You wouldn’t do business with artists because they are too flaky, they do what they want to do, turn up when they want to and are not interested in making money, or worse they are hostile to making money. But it is not just artists; I get to hear the same thing about scientists. That’s interesting to me because I work with both on a daily basis and the thing that makes artists and scientists similar is their open ended, creative curiosity. A science paper is just a sign post of a much more complex exploration, the paper may give great insight, but the scientist continues to explore. The same is true of the artist’s exhibition. An exhibition is not a full stop, but a consolidation of thought and experience, readying them for much deeper exploration. So you wouldn’t do business with an artist or scientist because they exhibit unbound creative curiosity and business is up against it working on innovation, or application of ideas, let along spending time and money on mere speculation. Or it could be the best thing you ever did.
In 2010 the Australian Network for Art and Technology (ANAT) undertook a survey with ECIC at Adelaide University to answer the question, amongst others, are artists interested in commercialising IP embedded in their art work? 94% of respondents said yes they were. But wait we all know artist aren’t interested in commercial outcomes, they are flaky, not business like, well the emerging evidence is that is just not true. It turns out that artists are very interested in commercial activity, but they are not so interested in becoming business people. Unsurprisingly artists value their output, and they are happy when others put an economic value on it and even happier if they can make a living from just doing their art, but we desperately cling to the myth of the lone suffering artist, a dreamer destined to follow their exploration on the outskirts of society. What business doesn’t know (and I must also sadly say the arts) is that the myth of the lone artists is just that, a myth. What was also found in the research is that artists work in teams. They require skills from technology support, to accounts, legal as well as other creative skills to make their work possible. The closest type of model for the artistic team is the entrepreneurial team embedded in a broader value network. I would also argue that scientists have the same type of relationship with the commercial, but the greater structural constraints around pure research make this harder to recognise.
So artist and scientist are interested in commercial activity, but from a business perspective all they do is create what they want, scientists want to undertake pointless pure research and artists want to waste time creating work you don’t understand or like. So what is the value of changing a business to include this way of working? If you are trying to create a product in business you know that problems are good. By solving problems for your customers you create value and value means you can charge money for solving that problem. What pure researches and artist do is find problems, but not problems your customers know about, they find problems that are just dawning on the periphery of comprehension. They are long term, strategic problem finders. But business needs to show a profit now, well yes and no. Business needs to make money now, but the product life cycle is changing and becoming more disruptive. Think about what you were doing with your ipad 2 years ago, oh that’s right they didn’t exist. The most innovative businesses are realising that you need to solve the problems that their customers are going to have and their customers can’t tell them what these are.

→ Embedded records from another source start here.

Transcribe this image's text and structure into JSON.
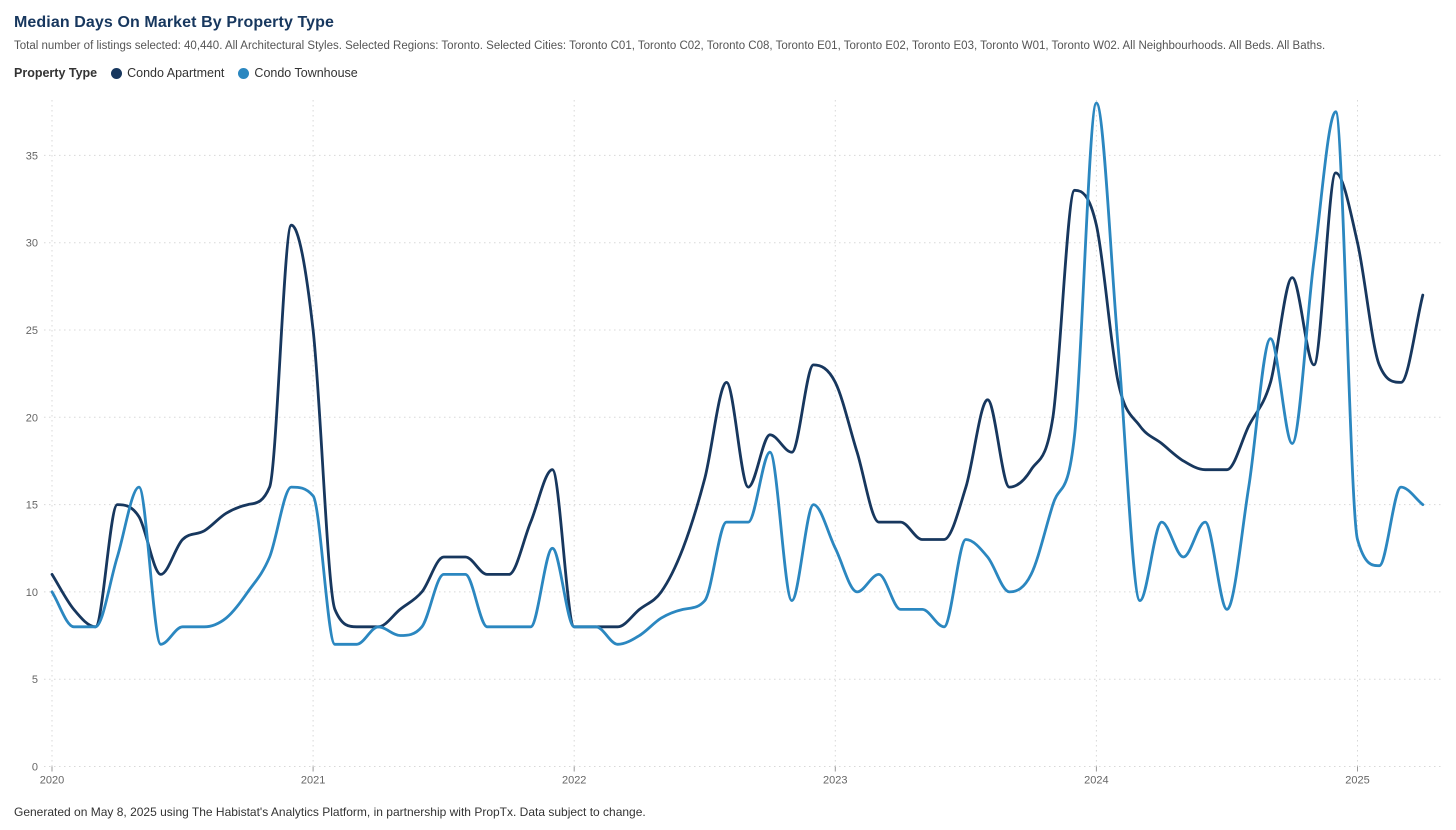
{
  "header": {
    "title": "Median Days On Market By Property Type",
    "subtitle": "Total number of listings selected: 40,440. All Architectural Styles. Selected Regions: Toronto. Selected Cities: Toronto C01, Toronto C02, Toronto C08, Toronto E01, Toronto E02, Toronto E03, Toronto W01, Toronto W02. All Neighbourhoods. All Beds. All Baths."
  },
  "legend": {
    "label": "Property Type",
    "items": [
      {
        "label": "Condo Apartment",
        "color": "#17375E"
      },
      {
        "label": "Condo Townhouse",
        "color": "#2B87C0"
      }
    ]
  },
  "chart_data": {
    "type": "line",
    "title": "Median Days On Market By Property Type",
    "xlabel": "",
    "ylabel": "",
    "ylim": [
      0,
      38.5
    ],
    "y_ticks": [
      0,
      5,
      10,
      15,
      20,
      25,
      30,
      35
    ],
    "x_tick_labels": [
      "2020",
      "2021",
      "2022",
      "2023",
      "2024",
      "2025"
    ],
    "grid": "dotted",
    "grid_color": "#d8d8d8",
    "legend_position": "top",
    "x": [
      "2020-01",
      "2020-02",
      "2020-03",
      "2020-04",
      "2020-05",
      "2020-06",
      "2020-07",
      "2020-08",
      "2020-09",
      "2020-10",
      "2020-11",
      "2020-12",
      "2021-01",
      "2021-02",
      "2021-03",
      "2021-04",
      "2021-05",
      "2021-06",
      "2021-07",
      "2021-08",
      "2021-09",
      "2021-10",
      "2021-11",
      "2021-12",
      "2022-01",
      "2022-02",
      "2022-03",
      "2022-04",
      "2022-05",
      "2022-06",
      "2022-07",
      "2022-08",
      "2022-09",
      "2022-10",
      "2022-11",
      "2022-12",
      "2023-01",
      "2023-02",
      "2023-03",
      "2023-04",
      "2023-05",
      "2023-06",
      "2023-07",
      "2023-08",
      "2023-09",
      "2023-10",
      "2023-11",
      "2023-12",
      "2024-01",
      "2024-02",
      "2024-03",
      "2024-04",
      "2024-05",
      "2024-06",
      "2024-07",
      "2024-08",
      "2024-09",
      "2024-10",
      "2024-11",
      "2024-12",
      "2025-01",
      "2025-02",
      "2025-03",
      "2025-04"
    ],
    "series": [
      {
        "name": "Condo Apartment",
        "color": "#17375E",
        "values": [
          11,
          9,
          8,
          15,
          14.3,
          11,
          13,
          13.5,
          14.5,
          15,
          16,
          31,
          25,
          9,
          8,
          8,
          9,
          10,
          12,
          12,
          11,
          11,
          14,
          17,
          8,
          8,
          8,
          9,
          10,
          12.5,
          16.5,
          22,
          16,
          19,
          18,
          23,
          22,
          18,
          14,
          14,
          13,
          13,
          16,
          21,
          16,
          17,
          20,
          33,
          31,
          22,
          19.5,
          18.5,
          17.5,
          17,
          17,
          19.5,
          22,
          28,
          23,
          34,
          30,
          23,
          22,
          27
        ]
      },
      {
        "name": "Condo Townhouse",
        "color": "#2B87C0",
        "values": [
          10,
          8,
          8,
          12,
          16,
          7,
          8,
          8,
          8.5,
          10,
          12,
          16,
          15.5,
          7,
          7,
          8,
          7.5,
          8,
          11,
          11,
          8,
          8,
          8,
          12.5,
          8,
          8,
          7,
          7.5,
          8.5,
          9,
          9.5,
          14,
          14,
          18,
          9.5,
          15,
          12.5,
          10,
          11,
          9,
          9,
          8,
          13,
          12,
          10,
          11,
          15,
          19,
          38,
          24,
          9.5,
          14,
          12,
          14,
          9,
          16,
          24.5,
          18.5,
          29,
          37.5,
          13,
          11.5,
          16,
          15
        ]
      }
    ]
  },
  "footer": {
    "note": "Generated on May 8, 2025 using The Habistat's Analytics Platform, in partnership with PropTx. Data subject to change."
  }
}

This may seem too expensive a path for the small businesses that dominate Australia, so I will let the arts demonstrate some true business leadership. Adelaide business rezon8 produce technology based art work, but this creative cultural activity is the R&D process for pure commercial applications in another part of the business. This is a small business investing in speculative research through art. They continually need to resolve some unique technical issues that their artwork throws up, the solutions, when applied in a different market, have created a whole new tech business.
The beauty of creativity is that people do it whether you want them to or not, you don’t have to incentivise it, creative people happily push the boundaries, finding as yet unforseen problems and no one has to manage them, or give them a goal or a target. Australians punch above their weight in creativity and yet we seem to ignore this huge resource. Looking closer to home we can point to South Australia’s world changing creative input through the disproportionate number of Noble Laureates we produce in science, we in South Australia have traditionally been doing something right, all things point to a hot bed of intellect and creativity.
So how can business work with scientific creativity? Think of the multibillion dollar business that wifi has created. The CSIRO created that and the reason they could is because they invested in black hole research. CSIRO researchers came up against a problem and they developed the Fast Fourier Transform Chip to make it easier to study black holes. When a similar problem was found in the wireless connection of computers the solution had already been found. So why didn’t a company like Cisco, who has made large sums of money from wifi, invent the technology, because none of Cisco’s customers had a black hole problem.
If you look at the examples above what you find is that a tool developed in pure research, or the arts, and applied to resolve a like problem for a different market have been smart business moves. The examples given show the way business can work with creativity. It is not making creative people business men and women, it is looking to the tools that these people create to resolve the problems they come up against and, working as a team (collaborating fairly), creating tangible and transactional type value. These are “Ancillary IPs” and if business can work with creativity in this way we will be unlocking a whole new world of value creation that we have barely even touched. So it turns out that flaky is what was creating our long term wealth all along?